The Straits Times: Kelahiran di Singapura mencapai dekade rendah saat kematian naik ke puncak bersejarah
SINGAPURA - Jumlah bayi yang lahir di Singapura jatuh ke terendah 10 tahun tahun lalu, sementara total kematian adalah yang tertinggi dalam hampir seabad.
Resesi dan ketidakpastian besar-besaran karena pandemi Covid-19 mungkin membuat beberapa pasangan menunda memperluas keluarga mereka, kata para ahli, meskipun kebanyakan bayi yang baru lahir tahun lalu dikandung sebelum pandemi.
Whammy ganda yang jatuh kelahiran dan meningkatnya kematian karena populasi yang menua memiliki implikasi serius bagi masyarakat, dari pertumbuhan ekonomi yang lebih lambat hingga lebih sedikit orang yang mendukung manula.

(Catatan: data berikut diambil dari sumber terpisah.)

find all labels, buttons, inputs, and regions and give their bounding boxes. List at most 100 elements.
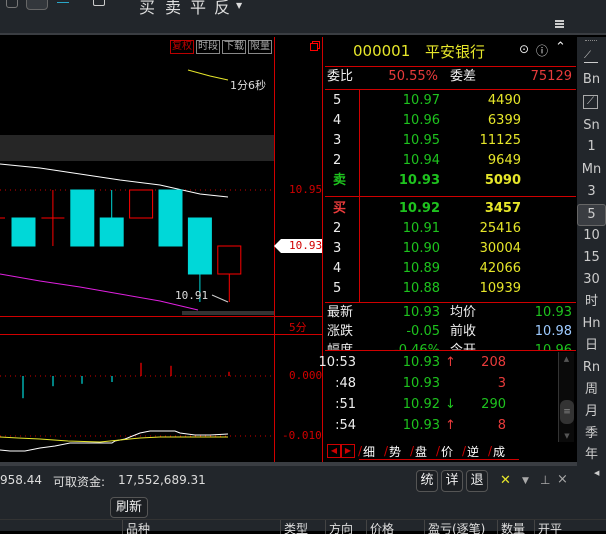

Tahun lalu, 38.705 bayi lahir, penurunan 1,5 persen dari 39.279 yang lahir pada 2019. Ini adalah angka terendah sejak 2010, ketika ada 37.967 kelahiran.
Sementara itu, 22.000 orang tewas tahun lalu, kenaikan 2,6 persen dari 21.446 kematian pada tahun 2019.
Data tersebut terkandung dalam laporan Buletin Demografis Singapura keempat 2020 yang diposting di situs web Immigration and Checkpoints Authority pada akhir bulan lalu. Angka -angka untuk tahun lalu bersifat sementara.
Jumlah kematian tahun lalu adalah yang tertinggi sejak setidaknya 1931, cek oleh Sunday Times ditemukan.
Sosiolog National University of Singapore (NUS) Tan Ern Ser mengatakan: "Pada kelahiran yang menurun untuk tahun 2020, banyak yang akan melompat mengaitkan penurunan pandemi. Tetapi sebagian besar bayi akan dikandung pra-Pandemi."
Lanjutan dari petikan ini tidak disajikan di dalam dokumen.